Christelle Billan, physics junior, enjoyed her experience attending the Science Café in support of her fellow peers and hearing their different views.
“It benefited me in the sense that I was able to explore other ideas in the realms of physics,” Billan said. “Also being able to talk to people who are also interested in sorts of various research opportunities like this. It’s really interesting to see what other physics majors are doing, and also to support the physics department here. We have a very small department so we try to be as active as we can with the department, because it’s so small.”
With an event targeted towards the entire community, Utley said there was some difficulty in preparing the presentation for a diverse audience of adults and children.
“It’s hard to target a certain age demographic with upper level physics and of course it’s all communicated through mathematical languages,” Utley said. “So it’s hard to kind of put that all into layman’s terms for people who are bringing their kids up here. [It’s] something we could have done a little bit better job.”
Olaya believes science is not something that should hold people back due to their age and there is a way to reach anyone who is interested.
“Science is not ageist,” Olaya said. “Anyone can understand these things if it’s explained in the proper way. There’s a physicist [named] Richard Feynman that said, ‘you don’t fully understand something unless you can explain it to a 5-year-old.’ Opportunities to talk to young kids is really valuable as far as actually understanding what you’re talking about.”
The physics department members plan to hold more events like Science Café starting next semester. Olaya said he hopes the term “café” lightens the setting for future attendees who are anxious about attending future events.
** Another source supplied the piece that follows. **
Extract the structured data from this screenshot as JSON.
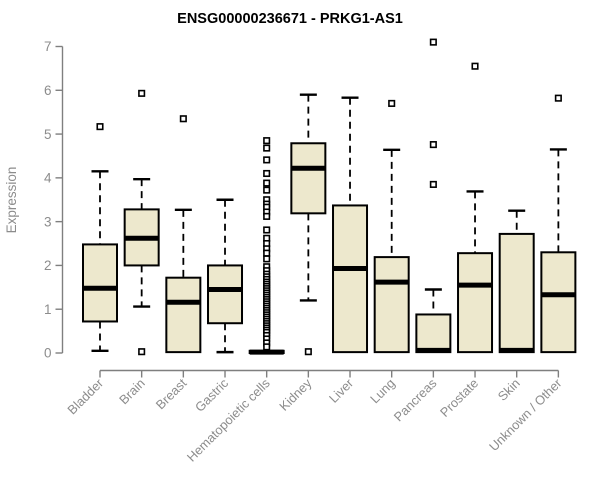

“It’s ‘café’ because coffee shops are where people connect and communicate,” Olaya said. “Just how I talked about in emergent properties, when you put humans together in a room or in a setting and you have them exchange ideas, you get really awesome emergent properties from that.”
Physics Department opinions
“It would be beneficial to them to just sort of expand their way of thinking and just be open to an infinite amount of possibilities,” Billan said.
“We can do anything, like we said we went from astronomy to biology and we’re all in the same major,” Utley said. “You can apply it to absolutely anything in the world.”